In 2019, the World Health Assembly adopted a resolution urging WHO members to enhance transparency on patents, clinical trial results and other determinants of pricing. For Scourse, this was a “key turning point” in highlighting the issue.

Industry maintains that assessing R&D costs for individual medicines is challenging, as it doesn’t always account for the majority of projects which fail at various stages of clinical research.

“The research-based pharmaceutical industry’s business model is based on portfolio investments across a broad range of science and not on individual products,” Nathalie Moll, director general of the European Federation of Pharmaceutical Industries and Associations (EFPIA), told Science|Business.

Moll argues drug prices should not be based on costs, but on the value the drug brings to patients and societies. Setting prices based on costs was the standard approach in several European countries in the 1970s and 1980s, but was later abandoned, she noted.

“This method not only created controversies about the measurement of costs but was also inefficient: on the one hand, it discouraged companies from seeking to reduce costs and on the other hand it inadequately rewarded added therapeutic value, leading to price discrimination according to the location of R&D and manufacturing units.”

Rather than improving access to medicines, she believes increased transparency of R&D costs for individual drugs would risk the publication of “inaccurate and misleading information” while disincentivising innovation.

“Full transparency of R&D activities may expose an inventor unnecessarily, making their invention accessible to everyone and subject to replication,” she said.

EU proposal

The European Commission is bidding to increase transparency as part of its proposed reform to the EU’s pharmaceutical legislation. If approved, the text would require drug developers to disclose any direct public funding. The European Parliament wants to extend this obligation to include direct funding from non-profits, as well as indirect public support, such as access to medical facilities and staff.

No definition is given for direct funding, but it primarily refers to direct grants and contracts to develop products, said Dimitri Eynikel, EU policy adviser for MSF’s access campaign.
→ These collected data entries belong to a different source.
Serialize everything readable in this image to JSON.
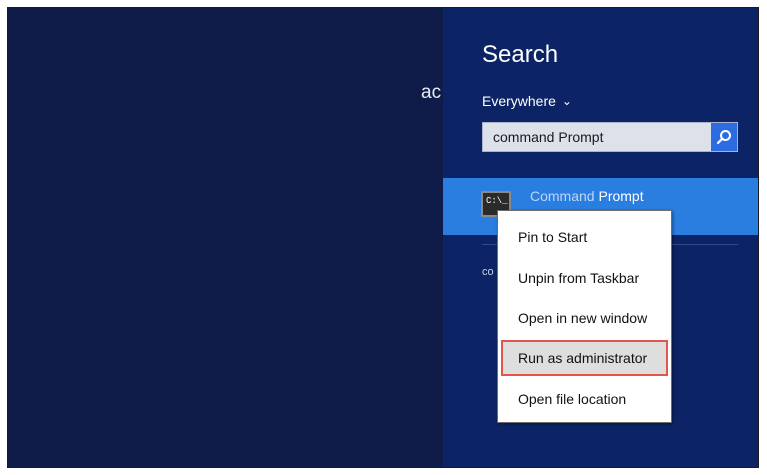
{
  "background": {
    "clipped_text": "ac"
  },
  "charm": {
    "title": "Search",
    "scope_label": "Everywhere",
    "scope_chevron": "⌄",
    "search_value": "command Prompt",
    "search_button_icon": "search-icon",
    "result": {
      "icon": "cmd-prompt-icon",
      "icon_text": "C:\\_",
      "label_light": "Command",
      "label_bold": "Prompt"
    },
    "section_label": "co"
  },
  "context_menu": {
    "items": [
      {
        "label": "Pin to Start"
      },
      {
        "label": "Unpin from Taskbar"
      },
      {
        "label": "Open in new window"
      },
      {
        "label": "Run as administrator",
        "highlighted": true
      },
      {
        "label": "Open file location"
      }
    ]
  },
  "colors": {
    "start_bg": "#0f1c4a",
    "charm_bg": "#0c2466",
    "result_bg": "#2a7ee0",
    "search_button": "#2d6ce0",
    "highlight_border": "#e2574c"
  }
}
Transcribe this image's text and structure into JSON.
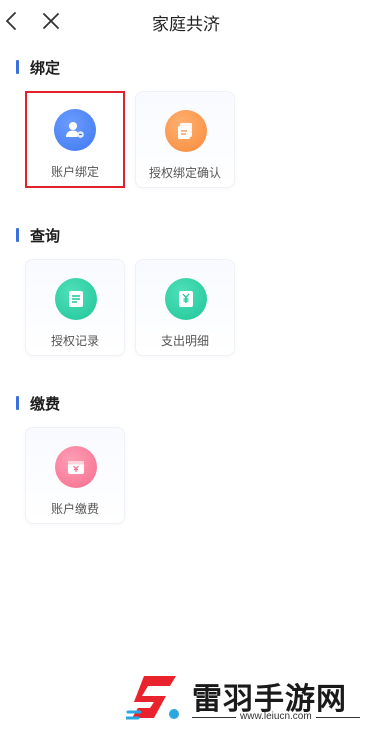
{
  "header": {
    "title": "家庭共济",
    "back_icon": "chevron-left-icon",
    "close_icon": "close-icon"
  },
  "sections": [
    {
      "title": "绑定",
      "items": [
        {
          "label": "账户绑定",
          "icon": "user-link-icon",
          "color": "#4a82f5",
          "selected": true
        },
        {
          "label": "授权绑定确认",
          "icon": "document-confirm-icon",
          "color": "#fb9a4f"
        }
      ]
    },
    {
      "title": "查询",
      "items": [
        {
          "label": "授权记录",
          "icon": "record-list-icon",
          "color": "#2fd1a8"
        },
        {
          "label": "支出明细",
          "icon": "expense-detail-icon",
          "color": "#2fd1a8"
        }
      ]
    },
    {
      "title": "缴费",
      "items": [
        {
          "label": "账户缴费",
          "icon": "payment-card-icon",
          "color": "#f77e9b"
        }
      ]
    }
  ],
  "watermark": {
    "name": "雷羽手游网",
    "url": "www.leiucn.com"
  },
  "colors": {
    "accent": "#3b6fe0",
    "highlight_border": "#e0202a"
  }
}
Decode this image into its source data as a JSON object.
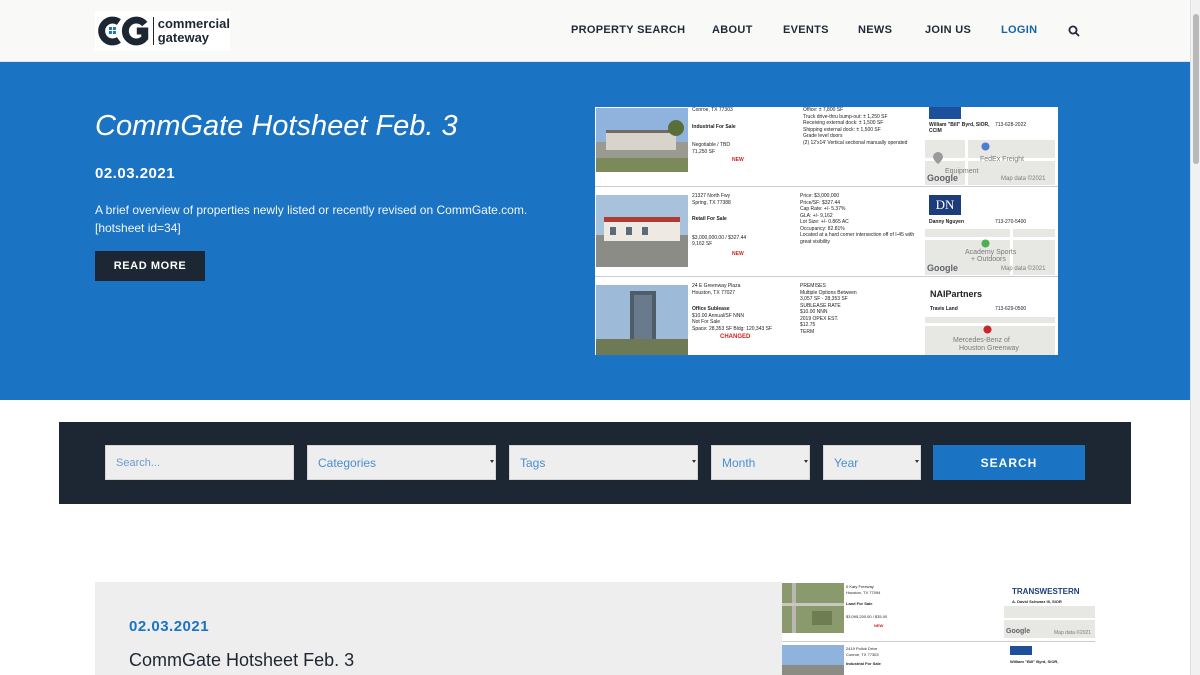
{
  "header": {
    "logo_mark": "CG",
    "logo_line1": "commercial",
    "logo_line2": "gateway",
    "nav": [
      {
        "label": "PROPERTY SEARCH"
      },
      {
        "label": "ABOUT"
      },
      {
        "label": "EVENTS"
      },
      {
        "label": "NEWS"
      },
      {
        "label": "JOIN US"
      },
      {
        "label": "LOGIN"
      }
    ],
    "search_icon": "search-icon"
  },
  "hero": {
    "title": "CommGate Hotsheet Feb. 3",
    "date": "02.03.2021",
    "description": "A brief overview of properties newly listed or recently revised on CommGate.com. [hotsheet id=34]",
    "read_more": "READ MORE",
    "hotsheet": {
      "rows": [
        {
          "location": "Conroe, TX 77303",
          "type": "Industrial For Sale",
          "price": "Negotiable / TBD",
          "size": "71,250 SF",
          "tag": "NEW",
          "details": [
            "Office: ± 7,800 SF",
            "Truck drive-thru bump-out: ± 1,250 SF",
            "Receiving external dock: ± 1,500 SF",
            "Shipping external dock: ± 1,500 SF",
            "Grade level doors",
            "(2) 12'x14' Vertical sectional manually operated"
          ],
          "agent": "William \"Bill\" Byrd, SIOR,",
          "agent2": "CCIM",
          "phone": "713-628-2022",
          "map_labels": [
            "FedEx Freight",
            "Equipment"
          ],
          "map_data": "Map data ©2021"
        },
        {
          "location": "21327 North Fwy",
          "location2": "Spring, TX 77388",
          "type": "Retail For Sale",
          "price": "$3,000,000.00 / $327.44",
          "size": "9,162 SF",
          "tag": "NEW",
          "details": [
            "Price: $3,000,000",
            "Price/SF: $327.44",
            "Cap Rate: +/- 5.37%",
            "GLA: +/- 9,162",
            "Lot Size: +/- 0.865 AC",
            "Occupancy: 82.81%",
            "Located at a hard corner intersection off of I-45 with great visibility"
          ],
          "brand": "DN",
          "agent": "Danny Nguyen",
          "phone": "713-270-5400",
          "map_labels": [
            "Academy Sports",
            "+ Outdoors"
          ],
          "map_data": "Map data ©2021"
        },
        {
          "location": "24 E Greenway Plaza",
          "location2": "Houston, TX 77027",
          "type": "Office Sublease",
          "price": "$10.00 Annual/SF NNN",
          "price2": "Not For Sale",
          "size": "Space: 28,353 SF Bldg: 120,343 SF",
          "tag": "CHANGED",
          "details": [
            "PREMISES",
            "Multiple Options Between",
            "3,057 SF - 28,353 SF",
            "SUBLEASE RATE",
            "$10.00 NNN",
            "2019 OPEX EST.",
            "$12.75",
            "TERM"
          ],
          "brand": "NAIPartners",
          "agent": "Travis Land",
          "phone": "713-629-0500",
          "map_labels": [
            "Mercedes-Benz of",
            "Houston Greenway"
          ]
        }
      ],
      "google": "Google"
    }
  },
  "search": {
    "placeholder": "Search...",
    "categories": "Categories",
    "tags": "Tags",
    "month": "Month",
    "year": "Year",
    "button": "SEARCH"
  },
  "post": {
    "date": "02.03.2021",
    "title": "CommGate Hotsheet Feb. 3",
    "thumb": {
      "row1_address": "0 Katy Freeway",
      "row1_city": "Houston, TX 77094",
      "row1_type": "Land For Sale",
      "row1_price": "$3,095,200.00 / $35.00",
      "row1_tag": "NEW",
      "row1_brand": "TRANSWESTERN",
      "row1_agent": "A. David Schwarz III, SIOR",
      "row2_address": "2419 Pollok Drive",
      "row2_city": "Conroe, TX 77303",
      "row2_type": "Industrial For Sale",
      "row2_agent": "William \"Bill\" Byrd, SIOR,",
      "map_data": "Map data ©2021",
      "google": "Google"
    }
  },
  "colors": {
    "brand_blue": "#1b73c3",
    "dark_navy": "#1d2733",
    "header_bg": "#f9f9f7",
    "tag_red": "#d02020"
  }
}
MSF advocated for the inclusion of indirect funding such as tax breaks and the use of public research infrastructure, laboratories and hospitals. “There should be some monetary value attached to this, because it uses public money,” Eynikel said.

He believes this could be a “transformative proposal”, as long as the plan to publish the funding information on a publicly available website is retained in the final text, ensuring non-governmental organisations and academics can analyse the data.

The EU’s pharma reform has sparked intense debate about how to strike the right balance between incentivising innovation and improving access to medicines. But a lack of transparency on everything from R&D costs and clinical trial data, to intellectual property and prices, is standing in the way of informed decisions, Scourse said. “There’s so much we don’t know in the whole biomedical R&D ecosystem that I think it’s impossible to have sensible policy conversations.”

MSF is not the only organisation pushing for more openness. In 2016, a coalition of consumer, patient and public health organisations launched the European Alliance for Responsible R&D and Affordable Medicines, which promotes transparency in policymaking as well as for R&D costs, drug prices and clinical trial data.